We report the results of the Knight shift by ${}^{63,65}\mathrm{Cu}$-NMR measurements on single-layered copper-oxide ${\mathrm{Bi}}_2{\mathrm{Sr}}_{2-x}{\mathrm{La}}_x{\mathrm{CuO}}_{6+\delta }$ conducted under very high magnetic fields up to 44 T. The magnetic field suppresses superconductivity completely, and the pseudogap ground state is revealed. The ${}^{63}\mathrm{Cu}$-NMR Knight shift shows that there remains a finite density of states at the Fermi level in the zero-temperature limit, which indicates that the pseudogap ground state is a metallic state with a finite volume of Fermi surface. The residual density of states in the pseudogap ground state decreases with decreasing doping (increasing $x$) but remains quite large even at the vicinity of the magnetically ordered phase of $x\ge 0.8$, which suggests that the density of states plunges to zero upon approaching the Mott insulating phase.

Figure 1

$T$ dependence of the ${}^{63}\mathrm{Cu}$ Knight shift ($H\parallel c$) for $x=0.40$ measured under different magnetic fields. The solid and dotted arrows indicate the pseudogap temperature $T^{*}$ and superconducting $T_c$ ($H=7\mathrm{T}$), respectively. The dotted line is a guide to the eye.

Figure 2

$T$ dependence of $K_c$ for $0.0\le x\le 0.75$. The open symbols are results measured at 9 T. The closed symbols are taken at different fields as follows: 30 (for all $x\ge 0.15$), 21.7 (for $x=0.65$ and 0.75), and 44 T (for $x=0.40$). The solid arrows indicate the pseudogap temperature $T^{*}$. The dotted lines are guides to the eye. The dotted arrow indicates the value of $K_{\mathrm{orb}}$ (see text).

Figure 3

Field dependence of $K_c$ and $K_c-K_{\mathrm{dia}}$ for $x=0.40$. The dotted and solid curves are fittings assuming $K_c(H)-K_{\mathrm{dia}}\propto \sqrt{H}$ in the absence of impurity scattering and $K_c(H)-K_{\mathrm{dia}}\propto \frac{H}{H_{c2}}\ln (\frac{H_0}{H})$ in the presence of impurity scattering, respectively.

Figure 4

(a) $T$ dependences of $I(T)\times T$ for $x=0.75$, 0.80, and 0.90, respectively.
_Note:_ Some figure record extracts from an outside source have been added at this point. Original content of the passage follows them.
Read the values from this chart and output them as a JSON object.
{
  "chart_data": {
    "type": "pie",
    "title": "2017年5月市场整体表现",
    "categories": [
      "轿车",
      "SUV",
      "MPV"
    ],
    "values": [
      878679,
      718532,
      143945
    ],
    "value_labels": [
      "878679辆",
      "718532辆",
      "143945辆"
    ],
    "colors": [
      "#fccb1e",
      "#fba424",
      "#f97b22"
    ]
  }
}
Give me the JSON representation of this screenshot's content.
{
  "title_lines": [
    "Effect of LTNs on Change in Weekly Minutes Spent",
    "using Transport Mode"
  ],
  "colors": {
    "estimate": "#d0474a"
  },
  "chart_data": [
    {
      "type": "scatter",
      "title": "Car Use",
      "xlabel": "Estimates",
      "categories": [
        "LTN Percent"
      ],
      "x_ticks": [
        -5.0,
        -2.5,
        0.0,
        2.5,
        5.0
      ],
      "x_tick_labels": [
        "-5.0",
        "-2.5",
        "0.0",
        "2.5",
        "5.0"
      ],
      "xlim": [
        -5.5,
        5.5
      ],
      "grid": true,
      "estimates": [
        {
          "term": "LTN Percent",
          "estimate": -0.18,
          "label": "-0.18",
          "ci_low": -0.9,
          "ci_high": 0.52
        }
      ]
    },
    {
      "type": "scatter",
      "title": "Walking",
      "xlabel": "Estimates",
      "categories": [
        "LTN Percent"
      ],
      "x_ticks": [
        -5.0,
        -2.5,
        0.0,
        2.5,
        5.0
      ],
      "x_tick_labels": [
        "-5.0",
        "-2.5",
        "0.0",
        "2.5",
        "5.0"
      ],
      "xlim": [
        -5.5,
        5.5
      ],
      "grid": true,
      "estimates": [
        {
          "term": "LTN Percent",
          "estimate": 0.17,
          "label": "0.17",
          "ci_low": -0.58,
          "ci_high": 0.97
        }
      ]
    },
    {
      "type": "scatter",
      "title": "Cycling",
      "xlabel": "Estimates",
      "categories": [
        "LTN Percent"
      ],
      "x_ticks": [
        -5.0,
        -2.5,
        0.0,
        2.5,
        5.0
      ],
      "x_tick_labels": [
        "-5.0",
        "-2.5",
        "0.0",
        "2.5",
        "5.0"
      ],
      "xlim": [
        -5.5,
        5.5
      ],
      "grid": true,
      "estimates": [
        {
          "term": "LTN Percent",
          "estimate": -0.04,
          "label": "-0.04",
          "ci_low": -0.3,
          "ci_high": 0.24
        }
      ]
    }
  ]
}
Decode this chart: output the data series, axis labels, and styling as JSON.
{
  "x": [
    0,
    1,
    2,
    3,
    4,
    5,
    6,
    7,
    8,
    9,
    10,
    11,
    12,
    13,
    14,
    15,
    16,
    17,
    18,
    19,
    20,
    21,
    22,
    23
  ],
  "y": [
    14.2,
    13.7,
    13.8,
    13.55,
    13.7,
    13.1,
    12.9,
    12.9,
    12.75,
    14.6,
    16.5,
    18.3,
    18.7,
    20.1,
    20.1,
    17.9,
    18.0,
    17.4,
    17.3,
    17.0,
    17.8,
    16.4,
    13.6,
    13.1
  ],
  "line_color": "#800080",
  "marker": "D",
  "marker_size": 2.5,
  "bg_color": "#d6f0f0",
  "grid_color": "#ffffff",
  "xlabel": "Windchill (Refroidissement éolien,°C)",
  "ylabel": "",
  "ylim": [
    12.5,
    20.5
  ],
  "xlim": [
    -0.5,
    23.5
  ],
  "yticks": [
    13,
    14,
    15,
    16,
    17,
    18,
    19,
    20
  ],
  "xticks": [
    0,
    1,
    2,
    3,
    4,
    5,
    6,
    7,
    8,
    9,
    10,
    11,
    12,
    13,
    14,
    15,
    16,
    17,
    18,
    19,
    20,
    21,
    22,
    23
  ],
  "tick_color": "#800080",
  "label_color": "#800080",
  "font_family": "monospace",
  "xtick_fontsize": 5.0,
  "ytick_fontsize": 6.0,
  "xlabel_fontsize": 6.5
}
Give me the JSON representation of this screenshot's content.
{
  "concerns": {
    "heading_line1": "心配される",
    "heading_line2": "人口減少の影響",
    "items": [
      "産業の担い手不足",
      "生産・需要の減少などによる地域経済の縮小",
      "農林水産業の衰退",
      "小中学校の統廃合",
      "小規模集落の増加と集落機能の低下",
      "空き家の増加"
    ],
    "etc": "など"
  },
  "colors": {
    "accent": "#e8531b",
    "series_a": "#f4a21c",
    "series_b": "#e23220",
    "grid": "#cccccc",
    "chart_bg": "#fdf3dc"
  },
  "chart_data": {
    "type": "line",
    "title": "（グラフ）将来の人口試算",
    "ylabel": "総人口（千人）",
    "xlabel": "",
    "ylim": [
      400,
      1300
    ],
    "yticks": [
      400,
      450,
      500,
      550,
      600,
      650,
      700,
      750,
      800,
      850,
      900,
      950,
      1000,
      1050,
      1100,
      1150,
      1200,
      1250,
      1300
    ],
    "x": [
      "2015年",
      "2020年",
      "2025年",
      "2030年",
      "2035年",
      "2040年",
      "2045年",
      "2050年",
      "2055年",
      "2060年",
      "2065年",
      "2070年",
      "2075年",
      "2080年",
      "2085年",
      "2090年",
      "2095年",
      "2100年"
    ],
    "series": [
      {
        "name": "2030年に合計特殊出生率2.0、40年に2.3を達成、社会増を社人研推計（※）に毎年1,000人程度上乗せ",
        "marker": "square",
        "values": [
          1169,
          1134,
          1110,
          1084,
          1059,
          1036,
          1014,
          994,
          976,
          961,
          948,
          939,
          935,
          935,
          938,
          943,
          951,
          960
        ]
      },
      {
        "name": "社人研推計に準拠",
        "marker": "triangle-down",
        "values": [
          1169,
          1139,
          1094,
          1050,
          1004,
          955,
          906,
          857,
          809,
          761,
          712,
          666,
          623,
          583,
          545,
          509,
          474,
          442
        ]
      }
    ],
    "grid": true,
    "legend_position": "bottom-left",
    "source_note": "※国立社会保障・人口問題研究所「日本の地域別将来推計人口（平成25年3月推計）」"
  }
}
The data are normalized by the value at high temperatures. The dotted line is a guide to the eye. The arrows indicate $T_N$. (b) Zero-field ${}^{63,65}\mathrm{Cu}$-NMR spectrum above and below $T_N$ for $x=0.90$. The solid curve is a fit to a model described in the text.

Figure 5

The upper panel shows characteristic temperatures vs $1-x$ ($\propto \mathrm{\text{hole}}$ concentration). For $x=0.90$ and 0.80, no superconductivity occurs (open squares). The open circles are taken from Refs. 4, 29. The lower panel shows the hole-concentration dependence of relative DOS at $T=0$.